Глубоко вздохнув, Нила выпила самогон, приложила платок к губам.
- Видишь, Байрон, любовь разная бывает... бывает видная, а бывает и невидная, тайная - может, она-то и есть истинная... такая и была у нас с Андреем Григорьевичем... а казалось - пустяк... Это ему Бог указал такие слова написать перед смертью. Бог, не иначе. Сам-то, может, так и думал, да поди-ка дождись от него, когда скажет, что он там думал себе... Это Бог, Бог, Байрон!
- У него была не одна женщина - много, - сказал Байрон. - Но только ты - единственная. - Выпил. - Ему повезло, что ты у него такая была.
Она разгладила руками конверт.
- Неониллой назвал - с двумя "лэ". И еще пошутил: буду на том свете прежде тебя - непременно передам привет Терентию и всем чадам твоим. Не понимаю я... А ничего: живой человек и не такое наворачивает.
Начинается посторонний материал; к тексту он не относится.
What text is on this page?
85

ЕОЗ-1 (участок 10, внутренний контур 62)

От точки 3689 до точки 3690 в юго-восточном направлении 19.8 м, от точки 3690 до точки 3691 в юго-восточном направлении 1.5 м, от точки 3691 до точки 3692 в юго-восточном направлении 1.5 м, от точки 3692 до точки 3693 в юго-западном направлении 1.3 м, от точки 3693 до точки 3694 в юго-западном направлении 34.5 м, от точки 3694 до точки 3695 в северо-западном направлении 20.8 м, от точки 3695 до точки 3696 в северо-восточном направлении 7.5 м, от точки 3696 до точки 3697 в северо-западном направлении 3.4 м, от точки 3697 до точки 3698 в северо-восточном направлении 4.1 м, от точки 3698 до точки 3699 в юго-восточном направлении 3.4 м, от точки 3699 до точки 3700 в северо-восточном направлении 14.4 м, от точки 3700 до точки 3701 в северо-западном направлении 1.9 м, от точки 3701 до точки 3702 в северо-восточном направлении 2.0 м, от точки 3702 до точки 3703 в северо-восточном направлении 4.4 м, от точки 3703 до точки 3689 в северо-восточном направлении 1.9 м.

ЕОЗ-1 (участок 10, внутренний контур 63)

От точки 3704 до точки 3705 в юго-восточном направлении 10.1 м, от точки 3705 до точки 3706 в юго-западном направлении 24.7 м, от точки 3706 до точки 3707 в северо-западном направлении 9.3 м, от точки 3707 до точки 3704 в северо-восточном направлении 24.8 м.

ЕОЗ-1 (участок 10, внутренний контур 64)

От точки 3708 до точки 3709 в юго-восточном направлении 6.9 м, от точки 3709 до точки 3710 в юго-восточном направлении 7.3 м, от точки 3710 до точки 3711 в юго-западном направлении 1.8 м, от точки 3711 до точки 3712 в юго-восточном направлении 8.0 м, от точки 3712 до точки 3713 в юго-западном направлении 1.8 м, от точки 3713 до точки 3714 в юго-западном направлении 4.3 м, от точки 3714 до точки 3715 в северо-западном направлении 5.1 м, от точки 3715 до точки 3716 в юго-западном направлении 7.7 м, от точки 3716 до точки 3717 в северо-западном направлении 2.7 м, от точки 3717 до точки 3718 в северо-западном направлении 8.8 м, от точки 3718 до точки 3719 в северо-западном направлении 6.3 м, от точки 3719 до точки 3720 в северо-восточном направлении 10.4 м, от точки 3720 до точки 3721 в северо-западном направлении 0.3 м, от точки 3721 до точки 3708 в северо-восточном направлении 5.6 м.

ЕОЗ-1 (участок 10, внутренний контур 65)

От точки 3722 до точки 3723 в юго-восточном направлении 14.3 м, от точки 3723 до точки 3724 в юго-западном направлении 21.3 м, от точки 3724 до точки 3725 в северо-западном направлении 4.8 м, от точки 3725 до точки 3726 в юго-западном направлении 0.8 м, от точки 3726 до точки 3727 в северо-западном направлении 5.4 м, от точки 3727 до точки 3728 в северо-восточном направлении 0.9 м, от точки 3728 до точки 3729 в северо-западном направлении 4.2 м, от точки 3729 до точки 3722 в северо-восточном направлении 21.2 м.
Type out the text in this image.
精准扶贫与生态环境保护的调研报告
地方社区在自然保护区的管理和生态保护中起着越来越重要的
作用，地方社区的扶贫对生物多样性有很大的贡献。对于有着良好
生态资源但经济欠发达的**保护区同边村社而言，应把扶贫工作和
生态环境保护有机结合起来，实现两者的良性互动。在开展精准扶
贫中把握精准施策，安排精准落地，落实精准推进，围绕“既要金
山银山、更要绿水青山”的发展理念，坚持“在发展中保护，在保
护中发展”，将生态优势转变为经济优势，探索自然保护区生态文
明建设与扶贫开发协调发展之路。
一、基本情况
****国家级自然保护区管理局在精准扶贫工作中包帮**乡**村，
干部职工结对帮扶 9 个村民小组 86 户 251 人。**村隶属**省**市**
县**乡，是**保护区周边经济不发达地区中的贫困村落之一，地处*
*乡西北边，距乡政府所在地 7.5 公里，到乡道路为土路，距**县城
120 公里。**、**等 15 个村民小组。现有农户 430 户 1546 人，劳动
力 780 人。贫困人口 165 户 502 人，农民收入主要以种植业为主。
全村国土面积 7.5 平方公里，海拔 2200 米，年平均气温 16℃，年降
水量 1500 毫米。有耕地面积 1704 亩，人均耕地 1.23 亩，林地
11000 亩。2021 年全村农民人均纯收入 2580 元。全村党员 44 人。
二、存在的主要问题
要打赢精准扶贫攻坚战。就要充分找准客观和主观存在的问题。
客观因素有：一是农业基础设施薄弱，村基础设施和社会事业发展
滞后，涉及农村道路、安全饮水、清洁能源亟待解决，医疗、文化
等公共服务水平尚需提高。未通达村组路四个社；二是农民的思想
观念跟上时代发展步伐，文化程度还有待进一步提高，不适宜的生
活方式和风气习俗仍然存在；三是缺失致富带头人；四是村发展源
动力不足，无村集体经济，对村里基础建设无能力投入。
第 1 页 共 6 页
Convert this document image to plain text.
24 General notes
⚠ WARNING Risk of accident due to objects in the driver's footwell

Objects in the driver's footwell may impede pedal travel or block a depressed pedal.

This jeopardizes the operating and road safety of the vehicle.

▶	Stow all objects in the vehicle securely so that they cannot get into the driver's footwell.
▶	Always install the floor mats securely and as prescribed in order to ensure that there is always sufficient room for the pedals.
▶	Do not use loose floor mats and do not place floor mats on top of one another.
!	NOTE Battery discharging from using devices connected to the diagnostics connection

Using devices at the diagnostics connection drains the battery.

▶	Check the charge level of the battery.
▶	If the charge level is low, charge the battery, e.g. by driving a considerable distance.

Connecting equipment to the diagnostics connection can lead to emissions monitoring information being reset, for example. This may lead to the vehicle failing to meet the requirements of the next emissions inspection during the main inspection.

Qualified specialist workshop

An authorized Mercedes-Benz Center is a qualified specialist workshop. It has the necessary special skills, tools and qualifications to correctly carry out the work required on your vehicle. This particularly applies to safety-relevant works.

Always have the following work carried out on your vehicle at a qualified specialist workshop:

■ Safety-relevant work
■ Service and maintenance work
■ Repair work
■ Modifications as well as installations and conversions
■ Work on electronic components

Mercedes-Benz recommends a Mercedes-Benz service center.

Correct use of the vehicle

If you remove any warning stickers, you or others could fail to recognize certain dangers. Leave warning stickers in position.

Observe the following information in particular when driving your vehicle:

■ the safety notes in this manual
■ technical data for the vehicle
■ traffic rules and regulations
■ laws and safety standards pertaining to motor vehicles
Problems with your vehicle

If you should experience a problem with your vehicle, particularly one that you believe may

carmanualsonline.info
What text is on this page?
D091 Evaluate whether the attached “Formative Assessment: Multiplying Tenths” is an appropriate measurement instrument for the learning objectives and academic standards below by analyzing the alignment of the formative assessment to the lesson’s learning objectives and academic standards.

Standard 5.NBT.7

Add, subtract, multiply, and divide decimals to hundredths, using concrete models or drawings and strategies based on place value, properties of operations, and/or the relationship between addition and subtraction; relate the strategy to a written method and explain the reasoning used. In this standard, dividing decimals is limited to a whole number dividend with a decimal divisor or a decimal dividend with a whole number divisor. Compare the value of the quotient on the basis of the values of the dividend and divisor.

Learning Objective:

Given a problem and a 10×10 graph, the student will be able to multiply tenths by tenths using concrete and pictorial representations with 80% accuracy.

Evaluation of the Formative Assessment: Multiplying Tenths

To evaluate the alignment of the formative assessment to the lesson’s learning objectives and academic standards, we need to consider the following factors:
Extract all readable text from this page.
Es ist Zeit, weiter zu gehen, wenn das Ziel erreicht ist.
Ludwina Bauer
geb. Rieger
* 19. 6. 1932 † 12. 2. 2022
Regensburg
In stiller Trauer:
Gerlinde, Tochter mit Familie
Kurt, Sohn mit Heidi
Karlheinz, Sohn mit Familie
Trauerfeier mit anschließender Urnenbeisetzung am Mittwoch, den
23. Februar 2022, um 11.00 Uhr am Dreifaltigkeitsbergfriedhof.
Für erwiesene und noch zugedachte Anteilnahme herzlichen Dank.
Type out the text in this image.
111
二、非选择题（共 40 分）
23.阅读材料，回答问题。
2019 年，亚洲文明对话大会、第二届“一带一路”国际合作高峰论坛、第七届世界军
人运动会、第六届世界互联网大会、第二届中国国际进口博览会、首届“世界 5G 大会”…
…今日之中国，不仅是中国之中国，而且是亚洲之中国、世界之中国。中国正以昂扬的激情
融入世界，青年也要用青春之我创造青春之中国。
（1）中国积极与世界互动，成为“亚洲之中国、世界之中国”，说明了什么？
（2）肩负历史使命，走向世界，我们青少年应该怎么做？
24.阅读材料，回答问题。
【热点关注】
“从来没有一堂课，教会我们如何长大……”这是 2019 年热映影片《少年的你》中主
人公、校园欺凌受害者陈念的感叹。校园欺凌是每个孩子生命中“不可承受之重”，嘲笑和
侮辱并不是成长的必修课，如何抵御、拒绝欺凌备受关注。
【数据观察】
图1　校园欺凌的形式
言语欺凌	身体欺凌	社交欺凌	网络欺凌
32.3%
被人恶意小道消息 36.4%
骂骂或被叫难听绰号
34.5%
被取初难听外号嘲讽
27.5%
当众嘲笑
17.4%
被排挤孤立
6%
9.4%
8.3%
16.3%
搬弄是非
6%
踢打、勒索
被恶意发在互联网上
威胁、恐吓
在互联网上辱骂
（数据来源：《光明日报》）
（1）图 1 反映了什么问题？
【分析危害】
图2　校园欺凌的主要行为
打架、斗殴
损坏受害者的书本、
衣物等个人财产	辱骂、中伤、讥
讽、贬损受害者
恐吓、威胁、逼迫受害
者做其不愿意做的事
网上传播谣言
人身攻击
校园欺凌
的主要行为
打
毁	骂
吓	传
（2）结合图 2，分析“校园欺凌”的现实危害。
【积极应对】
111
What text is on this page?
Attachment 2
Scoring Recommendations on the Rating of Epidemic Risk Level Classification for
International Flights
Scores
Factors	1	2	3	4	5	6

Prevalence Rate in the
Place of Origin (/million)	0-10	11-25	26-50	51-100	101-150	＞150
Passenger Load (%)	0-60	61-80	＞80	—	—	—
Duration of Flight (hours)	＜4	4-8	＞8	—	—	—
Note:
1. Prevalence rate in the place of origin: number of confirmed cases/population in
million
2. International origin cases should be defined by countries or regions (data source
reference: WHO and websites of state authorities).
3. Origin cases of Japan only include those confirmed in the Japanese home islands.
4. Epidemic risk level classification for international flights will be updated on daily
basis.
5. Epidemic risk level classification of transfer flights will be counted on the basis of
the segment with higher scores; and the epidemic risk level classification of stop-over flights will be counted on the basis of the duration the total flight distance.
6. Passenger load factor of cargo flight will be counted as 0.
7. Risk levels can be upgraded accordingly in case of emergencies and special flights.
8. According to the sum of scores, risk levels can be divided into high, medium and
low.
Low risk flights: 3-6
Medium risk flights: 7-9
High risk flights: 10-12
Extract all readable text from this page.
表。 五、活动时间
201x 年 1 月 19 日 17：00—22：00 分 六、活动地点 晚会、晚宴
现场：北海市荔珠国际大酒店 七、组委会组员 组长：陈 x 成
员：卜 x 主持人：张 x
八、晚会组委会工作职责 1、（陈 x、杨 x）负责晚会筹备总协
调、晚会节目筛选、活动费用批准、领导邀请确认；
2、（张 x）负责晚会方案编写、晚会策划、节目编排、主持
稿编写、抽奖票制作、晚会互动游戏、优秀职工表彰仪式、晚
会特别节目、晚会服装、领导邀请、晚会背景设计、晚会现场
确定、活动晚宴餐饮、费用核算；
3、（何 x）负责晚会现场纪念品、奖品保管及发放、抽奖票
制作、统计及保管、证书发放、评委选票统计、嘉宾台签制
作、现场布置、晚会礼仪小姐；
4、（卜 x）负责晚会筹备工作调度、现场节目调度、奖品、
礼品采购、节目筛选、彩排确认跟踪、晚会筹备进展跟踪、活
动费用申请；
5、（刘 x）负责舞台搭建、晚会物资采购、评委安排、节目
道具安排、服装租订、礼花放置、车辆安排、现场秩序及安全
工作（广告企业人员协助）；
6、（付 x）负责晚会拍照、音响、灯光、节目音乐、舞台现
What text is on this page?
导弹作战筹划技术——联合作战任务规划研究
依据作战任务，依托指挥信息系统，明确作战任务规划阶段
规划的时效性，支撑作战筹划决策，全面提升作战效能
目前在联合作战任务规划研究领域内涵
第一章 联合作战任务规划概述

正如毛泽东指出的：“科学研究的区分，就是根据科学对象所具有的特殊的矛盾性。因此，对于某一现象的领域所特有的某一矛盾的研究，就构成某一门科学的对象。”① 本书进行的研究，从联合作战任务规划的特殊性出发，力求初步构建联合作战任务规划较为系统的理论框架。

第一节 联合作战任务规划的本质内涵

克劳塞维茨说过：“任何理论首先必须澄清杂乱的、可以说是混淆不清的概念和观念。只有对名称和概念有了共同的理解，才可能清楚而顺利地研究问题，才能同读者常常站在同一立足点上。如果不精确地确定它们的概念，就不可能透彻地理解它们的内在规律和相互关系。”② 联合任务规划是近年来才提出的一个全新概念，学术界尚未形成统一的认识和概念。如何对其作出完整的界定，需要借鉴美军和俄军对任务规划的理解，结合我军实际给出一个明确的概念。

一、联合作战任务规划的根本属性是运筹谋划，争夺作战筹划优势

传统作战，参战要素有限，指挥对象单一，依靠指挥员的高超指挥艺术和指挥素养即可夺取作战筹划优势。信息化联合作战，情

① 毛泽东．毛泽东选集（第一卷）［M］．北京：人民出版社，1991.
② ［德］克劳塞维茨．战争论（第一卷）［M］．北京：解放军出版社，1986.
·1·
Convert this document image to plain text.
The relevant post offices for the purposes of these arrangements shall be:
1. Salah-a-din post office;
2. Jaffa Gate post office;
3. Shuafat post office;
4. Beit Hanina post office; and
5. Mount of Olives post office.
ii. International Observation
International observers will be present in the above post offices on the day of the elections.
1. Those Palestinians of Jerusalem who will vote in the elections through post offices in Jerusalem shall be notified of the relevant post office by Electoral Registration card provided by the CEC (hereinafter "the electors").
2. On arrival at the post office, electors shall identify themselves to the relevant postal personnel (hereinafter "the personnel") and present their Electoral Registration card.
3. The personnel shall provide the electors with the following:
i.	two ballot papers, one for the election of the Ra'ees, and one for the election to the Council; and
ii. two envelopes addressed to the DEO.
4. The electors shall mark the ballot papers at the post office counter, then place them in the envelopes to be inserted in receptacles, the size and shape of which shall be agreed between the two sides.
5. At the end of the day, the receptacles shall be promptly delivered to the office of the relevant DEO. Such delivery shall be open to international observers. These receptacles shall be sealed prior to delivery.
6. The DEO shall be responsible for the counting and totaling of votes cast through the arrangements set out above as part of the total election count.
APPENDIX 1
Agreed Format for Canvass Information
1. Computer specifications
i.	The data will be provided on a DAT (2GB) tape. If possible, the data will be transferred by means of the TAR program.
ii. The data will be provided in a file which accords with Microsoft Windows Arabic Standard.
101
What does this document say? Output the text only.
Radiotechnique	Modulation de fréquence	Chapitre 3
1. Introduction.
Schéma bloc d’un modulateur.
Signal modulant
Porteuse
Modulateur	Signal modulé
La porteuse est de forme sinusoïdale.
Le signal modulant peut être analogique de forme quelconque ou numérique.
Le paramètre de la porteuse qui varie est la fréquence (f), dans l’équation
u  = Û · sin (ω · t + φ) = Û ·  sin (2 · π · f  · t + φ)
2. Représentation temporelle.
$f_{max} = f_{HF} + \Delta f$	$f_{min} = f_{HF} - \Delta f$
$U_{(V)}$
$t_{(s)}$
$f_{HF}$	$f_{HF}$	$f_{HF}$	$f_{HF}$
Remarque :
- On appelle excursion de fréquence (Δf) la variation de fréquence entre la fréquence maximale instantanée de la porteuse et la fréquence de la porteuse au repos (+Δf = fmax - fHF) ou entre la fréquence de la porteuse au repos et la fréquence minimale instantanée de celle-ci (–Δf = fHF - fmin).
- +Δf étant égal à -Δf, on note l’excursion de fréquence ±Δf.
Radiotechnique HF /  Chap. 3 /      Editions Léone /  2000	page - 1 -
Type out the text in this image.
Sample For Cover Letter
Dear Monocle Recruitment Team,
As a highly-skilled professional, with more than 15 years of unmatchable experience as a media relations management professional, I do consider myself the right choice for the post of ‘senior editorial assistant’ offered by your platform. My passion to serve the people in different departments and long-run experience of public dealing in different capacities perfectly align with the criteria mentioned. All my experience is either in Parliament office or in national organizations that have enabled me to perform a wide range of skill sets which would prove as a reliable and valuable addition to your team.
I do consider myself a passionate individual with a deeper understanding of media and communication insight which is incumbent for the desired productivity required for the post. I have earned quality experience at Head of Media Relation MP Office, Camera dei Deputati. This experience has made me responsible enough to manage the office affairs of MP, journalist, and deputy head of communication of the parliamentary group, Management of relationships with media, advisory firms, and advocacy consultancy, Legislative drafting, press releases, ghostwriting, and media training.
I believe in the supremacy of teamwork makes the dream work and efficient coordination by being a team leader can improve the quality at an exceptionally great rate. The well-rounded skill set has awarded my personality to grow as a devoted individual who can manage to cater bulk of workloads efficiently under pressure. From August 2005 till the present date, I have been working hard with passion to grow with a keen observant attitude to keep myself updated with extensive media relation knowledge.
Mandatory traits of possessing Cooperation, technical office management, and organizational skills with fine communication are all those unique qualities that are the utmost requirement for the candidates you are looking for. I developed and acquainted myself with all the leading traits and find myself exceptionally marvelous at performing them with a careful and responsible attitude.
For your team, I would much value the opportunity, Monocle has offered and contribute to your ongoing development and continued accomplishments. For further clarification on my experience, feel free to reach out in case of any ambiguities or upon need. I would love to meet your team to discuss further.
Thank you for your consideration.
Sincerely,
- Он не наворачивает, Нила. Тебя ведь крестили во имя мученицы Неониллы, которая пострадала вместе с мужем Терентием и семерыми чадами за исповедание христианства, а было это еще при императоре Дециме... давно было... Да я же тебе раза три, если не больше, рассказывал про это!
- Старая стала, забываю. - Она жалобно посмотрела на Байрона. - Дом вон какой большой, куда мне одной управиться - с уборкой, готовкой... Майя Михайловна наняла тут двоих, приходят по субботам, все пылесосят, полы натирают, белье в машине стирают... а я, получается, вроде и лишняя... Сготовишь обед - разве что Дианка поест, остальные на работе перекусывают. А собираются все за столом только по воскресеньям. И гостей не бывает.
- Сколько себя помню, у нас никогда гостей не было.
- А до того, как Ванечку посадили, каждое воскресенье, каждый праздник - полон дом гостей набивался. После того - как отрезало.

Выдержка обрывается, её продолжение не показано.